Association of serious adverse events with type and sponsorship of clinical trials in patients with lymphoma

Abstract

6576 Background: Arguments have been made against early phase clinical trials (CTs) as possibly being unethical because its risk may outweigh its potential benefits. Whether this is true in the light of newer biological treatment for cancer is unknown. We therefore examined the association between the incidence of serious adverse events according to type and sponsorship of CTs in pts with lymphoma. Methods: All IRB approved CTs at the University of Nebraska Medical Center from Jan 2000-June 2005 classified as therapeutic for lymphoma involving a biological agent were included. CTs were classified in two ways: by type of CTs (phase I vs II vs III) and sponsorship (Investigator-initiated vs Industry-initiated. Multivariate logistic regression was used to evaluate the association between types/sponsorship of CTs with the incidence of IRB serious adverse events (SAE; no vs yes) and fatal adverse events (FAE; no vs yes) while adjusting for age, sex, race, lymphoma type and stage, interval from dx to tx, co-morbid conditions, and previous tx.
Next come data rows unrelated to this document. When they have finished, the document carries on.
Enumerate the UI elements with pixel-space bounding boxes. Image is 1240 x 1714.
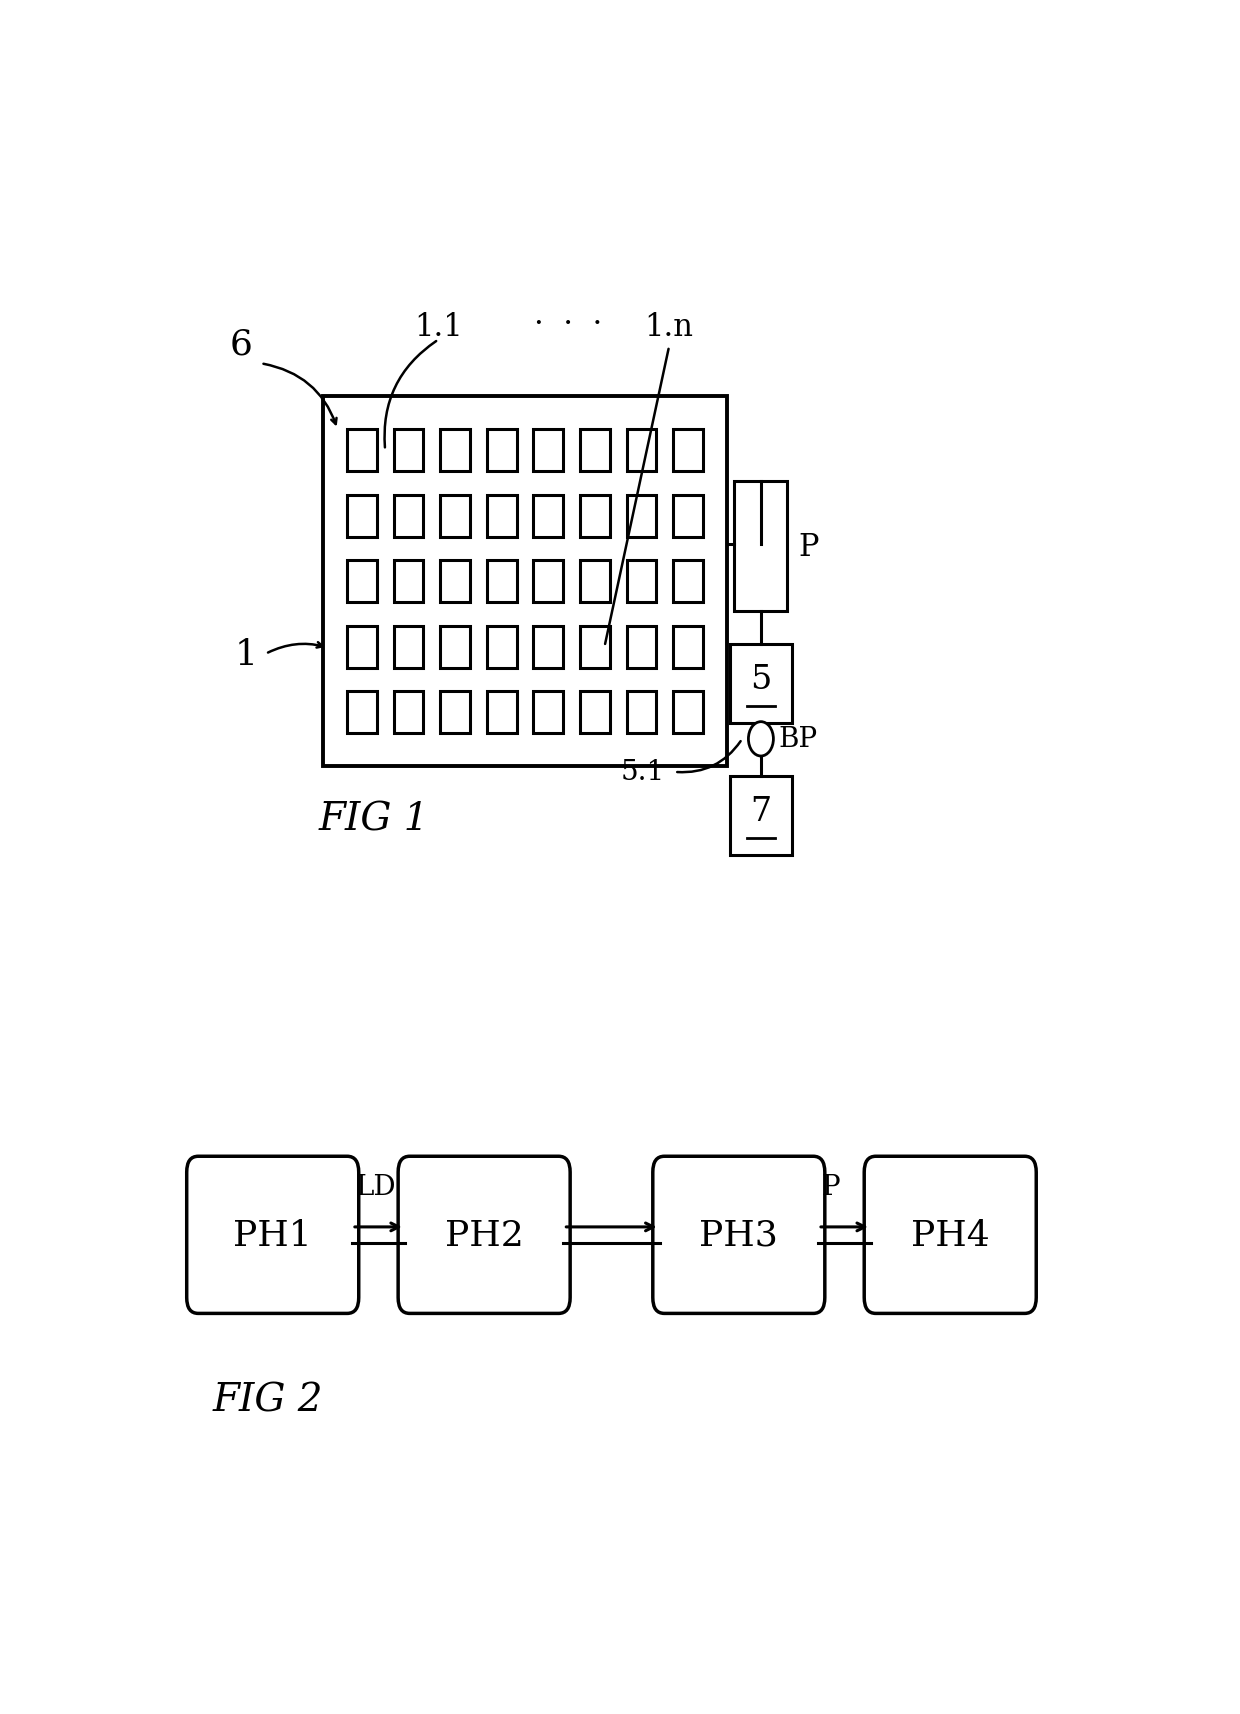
Bar (393, 430, 423, 471)
Bar (626, 626, 656, 668)
Bar (533, 430, 563, 471)
Bar (487, 692, 517, 734)
Text: 5: 5 (750, 663, 771, 696)
Text: 6: 6 (231, 327, 253, 362)
Text: LD: LD (356, 1174, 397, 1202)
Bar (487, 430, 517, 471)
Bar (580, 430, 610, 471)
Text: PH1: PH1 (233, 1219, 312, 1253)
Bar (347, 560, 377, 603)
Text: BP: BP (779, 727, 817, 752)
Bar (580, 495, 610, 536)
Text: 5.1: 5.1 (620, 759, 665, 787)
Text: PH2: PH2 (445, 1219, 523, 1253)
Bar (533, 692, 563, 734)
Text: ·  ·  ·: · · · (534, 309, 603, 339)
Bar (626, 560, 656, 603)
Text: 1.n: 1.n (645, 312, 693, 343)
Bar (393, 495, 423, 536)
Bar (393, 626, 423, 668)
Bar (393, 692, 423, 734)
Bar (347, 692, 377, 734)
Bar (440, 495, 470, 536)
Bar (729, 644, 792, 723)
Text: PH3: PH3 (699, 1219, 779, 1253)
Bar (487, 626, 517, 668)
Bar (440, 626, 470, 668)
Bar (440, 560, 470, 603)
Text: FIG 2: FIG 2 (213, 1381, 324, 1419)
Bar (487, 560, 517, 603)
Text: FIG 1: FIG 1 (319, 800, 429, 838)
Bar (533, 626, 563, 668)
Text: P: P (799, 531, 820, 562)
Bar (580, 560, 610, 603)
Bar (673, 692, 703, 734)
Bar (324, 398, 727, 766)
Circle shape (749, 722, 774, 756)
Bar (673, 560, 703, 603)
Bar (626, 495, 656, 536)
Text: 7: 7 (750, 795, 771, 828)
Bar (580, 692, 610, 734)
Text: P: P (822, 1174, 841, 1202)
Text: 1: 1 (234, 638, 258, 672)
Bar (729, 776, 792, 855)
Bar (347, 626, 377, 668)
Bar (673, 626, 703, 668)
Text: PH4: PH4 (911, 1219, 990, 1253)
Bar (487, 495, 517, 536)
Bar (673, 430, 703, 471)
Bar (440, 692, 470, 734)
Bar (440, 430, 470, 471)
Bar (533, 495, 563, 536)
Bar (626, 692, 656, 734)
Bar (393, 560, 423, 603)
Bar (580, 626, 610, 668)
Bar (673, 495, 703, 536)
Bar (626, 430, 656, 471)
Text: 1.1: 1.1 (414, 312, 463, 343)
Bar (533, 560, 563, 603)
Bar (347, 430, 377, 471)
Bar (734, 482, 787, 612)
Bar (347, 495, 377, 536)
Results: 357 pts with lymphoma enrolled in 29 CTs were included. The median age of pt was 54y (21–88). 41% of the pts had follicular lymphoma, 36% diffuse large cell, 14% mantle cell and 9% were other types. 59% had Stage IV lymphoma. 71% of the pts participated in investigator-initiated CTs, while 29% participated in industry-initiated CTs. 21% of pts were enrolled in phase I, 65% in phase II and 14% in phase III studies. SAEs were seen in 49 pts (14%), while FAEs occurred in 13 pts (4%). Multivariate analysis showed the risk of having SAE was independent of the type or sponsor of CTs. Additionally, the risk of FAEs was not associated with the type of CTs. However, the risk of having FAEs was less in investigator- iniatiated CTs than in industry-iniatiated trials (Odds Ratio: 0.13 (95% CI, 0.03–0.61, p = 0.01). Conclusions: Our study showed that in CTs involving biological treatments, the incidence of SAEs was not associated with the type or sponsor of CTs suggesting that use of biological agents in phase I studies may have similar risks to phase II/III trials. Further studies should be done in other types of malignancies to evaluate further the decrease frequency of FAEs seen in investigator-initiated trials. No significant financial relationships to disclose.